Now Is Not the Time to Go Quiet
In addition to changing messaging and creatives, this is a moment where brands should not go quiet. It might seem logical to pull spending, or save it for a better day – however, history tells us brands who maintain advertising spend during economic downturns often emerge stronger. A report from Analytic Partners found that 60% of brands who increased media spend in the last recession saw a greater return on investment; additionally the report states brands who increased media spend during times of market uncertainty experienced 17% higher growth in incremental sales.

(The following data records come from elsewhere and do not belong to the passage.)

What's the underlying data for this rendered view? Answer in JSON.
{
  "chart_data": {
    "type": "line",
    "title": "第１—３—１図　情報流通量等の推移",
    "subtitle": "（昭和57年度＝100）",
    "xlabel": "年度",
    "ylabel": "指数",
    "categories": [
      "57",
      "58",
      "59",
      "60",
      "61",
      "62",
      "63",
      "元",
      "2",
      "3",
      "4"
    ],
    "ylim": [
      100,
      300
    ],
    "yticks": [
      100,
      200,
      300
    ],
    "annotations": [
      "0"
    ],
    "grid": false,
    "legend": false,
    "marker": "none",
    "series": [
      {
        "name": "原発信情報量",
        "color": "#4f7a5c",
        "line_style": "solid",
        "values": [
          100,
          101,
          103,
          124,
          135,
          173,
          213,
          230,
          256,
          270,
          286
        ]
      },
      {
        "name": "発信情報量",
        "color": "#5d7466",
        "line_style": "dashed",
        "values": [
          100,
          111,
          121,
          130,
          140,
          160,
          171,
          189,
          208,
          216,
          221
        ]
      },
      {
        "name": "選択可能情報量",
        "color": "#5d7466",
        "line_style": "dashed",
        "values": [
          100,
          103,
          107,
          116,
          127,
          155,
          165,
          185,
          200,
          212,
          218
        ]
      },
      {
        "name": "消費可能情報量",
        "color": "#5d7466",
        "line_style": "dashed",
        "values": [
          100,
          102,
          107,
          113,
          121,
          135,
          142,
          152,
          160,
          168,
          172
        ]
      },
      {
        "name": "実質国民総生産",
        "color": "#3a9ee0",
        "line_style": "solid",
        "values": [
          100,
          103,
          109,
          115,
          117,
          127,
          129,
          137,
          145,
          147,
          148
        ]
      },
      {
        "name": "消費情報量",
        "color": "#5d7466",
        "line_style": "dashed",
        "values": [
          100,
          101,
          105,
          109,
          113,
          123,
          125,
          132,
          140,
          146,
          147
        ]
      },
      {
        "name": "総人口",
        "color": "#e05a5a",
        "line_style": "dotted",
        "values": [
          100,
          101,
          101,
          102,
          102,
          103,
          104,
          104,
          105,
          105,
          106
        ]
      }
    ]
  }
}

In contrast, those that went dark suffered both short-term revenue loss and long-term declines in brand equity.
This underscores a simple but powerful point: pulling back on ad spend when consumers are paying close attention is a missed opportunity.
The brands that stand out aren’t the loudest, they’re the most relevant. As marketers rethink their go-to-market strategies, they should also consider how to serve their audiences better, not just sell to them. For brands willing to adapt, the opportunity to lead and win is still very much alive.